AI-Assisted Underwriting Models for Improving Risk Assessment Accuracy in U.S. Insurance Markets
DOI:
https://doi.org/10.63125/kegg1076Keywords:
AI-assisted Underwriting, Risk Assessment Accuracy, Insurance Analytics, Predictive Modeling, U.S. Insurance MarketsAbstract
AI-assisted underwriting has gained prominence as insurers seek to improve risk assessment accuracy within increasingly complex U.S. insurance markets. This quantitative study evaluated the performance of AI-assisted underwriting models relative to conventional underwriting models using policy-level data from U.S. personal automobile and residential property insurance portfolios.
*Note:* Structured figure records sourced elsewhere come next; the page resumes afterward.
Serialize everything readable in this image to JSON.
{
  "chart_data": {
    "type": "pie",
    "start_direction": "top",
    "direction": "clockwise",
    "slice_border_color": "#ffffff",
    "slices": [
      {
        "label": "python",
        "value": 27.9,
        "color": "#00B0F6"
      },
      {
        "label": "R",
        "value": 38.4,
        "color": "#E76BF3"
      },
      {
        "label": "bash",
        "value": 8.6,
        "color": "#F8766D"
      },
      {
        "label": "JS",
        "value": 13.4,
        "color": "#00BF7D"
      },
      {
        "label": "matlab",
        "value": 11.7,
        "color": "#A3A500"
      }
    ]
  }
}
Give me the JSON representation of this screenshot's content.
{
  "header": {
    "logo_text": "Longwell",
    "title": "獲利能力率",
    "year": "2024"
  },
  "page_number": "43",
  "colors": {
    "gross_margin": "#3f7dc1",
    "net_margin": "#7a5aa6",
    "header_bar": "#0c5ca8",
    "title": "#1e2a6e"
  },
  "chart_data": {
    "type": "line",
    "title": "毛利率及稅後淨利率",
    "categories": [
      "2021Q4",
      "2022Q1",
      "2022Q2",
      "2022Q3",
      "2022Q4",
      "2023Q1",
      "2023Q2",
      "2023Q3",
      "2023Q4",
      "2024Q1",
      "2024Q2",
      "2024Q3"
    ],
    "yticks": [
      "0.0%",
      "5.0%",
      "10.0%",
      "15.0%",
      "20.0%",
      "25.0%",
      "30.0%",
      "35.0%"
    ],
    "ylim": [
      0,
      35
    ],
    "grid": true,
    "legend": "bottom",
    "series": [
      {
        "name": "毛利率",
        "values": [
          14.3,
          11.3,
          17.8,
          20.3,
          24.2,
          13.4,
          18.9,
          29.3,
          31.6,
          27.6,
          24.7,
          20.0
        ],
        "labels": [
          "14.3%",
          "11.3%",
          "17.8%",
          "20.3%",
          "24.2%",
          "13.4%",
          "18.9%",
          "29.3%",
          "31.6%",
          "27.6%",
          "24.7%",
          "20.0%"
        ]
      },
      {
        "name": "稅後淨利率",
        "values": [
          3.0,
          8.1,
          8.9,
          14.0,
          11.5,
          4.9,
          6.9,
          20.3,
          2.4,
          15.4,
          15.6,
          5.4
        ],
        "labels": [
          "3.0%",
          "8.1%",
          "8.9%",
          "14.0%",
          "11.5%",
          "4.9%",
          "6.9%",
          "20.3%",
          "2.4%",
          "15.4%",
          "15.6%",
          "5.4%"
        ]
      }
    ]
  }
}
The analytical sample comprised 48,620 underwriting observations across 18 U.S. states, with personal automobile insurance representing 64.7% of policies and residential property insurance accounting for 35.3%. Risk assessment accuracy was operationalized as a multi-dimensional construct encompassing discrimination, calibration alignment, loss sensitivity, and stability. Descriptive results showed that AI-assisted models achieved higher average discrimination (mean = 0.748, SD = 0.058) compared with conventional models (mean = 0.692, SD = 0.041), alongside improved loss sensitivity (0.721 versus 0.667). Calibration alignment increased from a mean of 0.914 under conventional models to 0.941 under AI-assisted models, while stability declined slightly from 0.884 to 0.861, indicating greater segment-level variability. Regression analysis confirmed statistically significant effects of AI-assisted models on discrimination (β = 0.056, p < 0.001), calibration alignment (β = 0.031, p < 0.001), and loss sensitivity (β = 0.049, p < 0.001), with adjusted R² values ranging from 0.32 to 0.41 across accuracy dimensions. Enriched data inputs produced additional gains in discrimination (β = 0.043, p < 0.001) and loss sensitivity (β = 0.038, p < 0.001), independent of model family. Reliability analysis demonstrated strong internal consistency for composite accuracy constructs, with Cronbach’s alpha values between 0.816 and 0.889. Overall, the findings provided quantitative evidence that AI-assisted underwriting models improved multiple dimensions of risk assessment accuracy in U.S. insurance markets, while introducing measurable trade-offs in performance stability across states and underwriting tiers.